I'll have to request a chest x-ray on my next annual physical to check for scarring as I gave been in nuke D&D, deconstruction, demolition, and remediation since '76.
A garden hose or bug sprayer would not suppress fugitive dust on a 250,000 to million square foot building being demolished.

I don't see the fire hoses used much any more, the foggers (snow machines) have become more effective and for the reason that you mention.

Some times a fire hose was the only answer for the demolition of an elevated structure such as a contaminated chimney though drilling holes at the bottom and ventilating I think is better.
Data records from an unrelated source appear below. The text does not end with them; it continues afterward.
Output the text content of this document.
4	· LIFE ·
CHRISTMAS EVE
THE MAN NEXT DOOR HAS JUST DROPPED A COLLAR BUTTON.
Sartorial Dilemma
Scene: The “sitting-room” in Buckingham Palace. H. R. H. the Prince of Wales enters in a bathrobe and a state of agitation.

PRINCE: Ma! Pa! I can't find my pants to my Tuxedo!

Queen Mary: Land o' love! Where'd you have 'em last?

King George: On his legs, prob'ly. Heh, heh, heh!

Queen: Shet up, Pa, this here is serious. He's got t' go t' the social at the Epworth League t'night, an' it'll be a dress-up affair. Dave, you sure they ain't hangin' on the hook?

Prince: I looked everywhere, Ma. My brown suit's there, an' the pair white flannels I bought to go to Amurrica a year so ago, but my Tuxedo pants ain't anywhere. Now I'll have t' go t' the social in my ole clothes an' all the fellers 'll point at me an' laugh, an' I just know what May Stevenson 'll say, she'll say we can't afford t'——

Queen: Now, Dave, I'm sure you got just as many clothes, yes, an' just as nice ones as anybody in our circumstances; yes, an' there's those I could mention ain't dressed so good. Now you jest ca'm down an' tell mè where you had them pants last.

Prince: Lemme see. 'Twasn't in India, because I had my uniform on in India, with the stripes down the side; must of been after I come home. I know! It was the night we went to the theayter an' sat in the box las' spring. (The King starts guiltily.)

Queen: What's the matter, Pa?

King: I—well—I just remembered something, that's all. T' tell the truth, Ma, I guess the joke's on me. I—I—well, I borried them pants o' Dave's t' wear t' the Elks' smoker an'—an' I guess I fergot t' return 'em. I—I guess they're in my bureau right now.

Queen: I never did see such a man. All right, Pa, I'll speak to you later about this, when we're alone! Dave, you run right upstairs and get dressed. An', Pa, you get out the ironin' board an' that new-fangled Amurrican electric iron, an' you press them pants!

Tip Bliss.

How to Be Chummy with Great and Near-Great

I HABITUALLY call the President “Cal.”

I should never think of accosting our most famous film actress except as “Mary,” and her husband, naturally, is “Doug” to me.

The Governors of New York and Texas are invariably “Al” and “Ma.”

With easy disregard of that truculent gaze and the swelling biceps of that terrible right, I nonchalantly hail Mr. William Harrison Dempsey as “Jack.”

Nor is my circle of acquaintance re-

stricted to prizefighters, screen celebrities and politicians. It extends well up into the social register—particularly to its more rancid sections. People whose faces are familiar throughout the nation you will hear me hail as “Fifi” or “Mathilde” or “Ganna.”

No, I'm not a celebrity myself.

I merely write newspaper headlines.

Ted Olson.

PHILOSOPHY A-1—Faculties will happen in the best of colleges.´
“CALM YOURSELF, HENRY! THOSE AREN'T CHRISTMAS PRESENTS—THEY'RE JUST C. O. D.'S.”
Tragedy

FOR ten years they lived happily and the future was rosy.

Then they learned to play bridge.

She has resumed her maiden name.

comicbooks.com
We put a worker in a manbasket for elevated suppression but there are foggers on booms today.
For older large facilities the ground below is likely contaminated and will be excavated anyway so if there is no runoff it is not a big deal. The below ground excavation is phase two anyway when you move from RCRA to CERCLA regulations for below grade demolition.
Silica is frequently the secondary function of air quality control. Radiological asbestos etc. are usually the primary reason. Silica is in a wide variety of materials including the dust that is raised by trucks moving on the ground, if you are on a unpaved site you probably saw water trucks sprinkling the ground. That wasn't to keep dust off the office curtains.
Silica is 59 percent of the earths crust.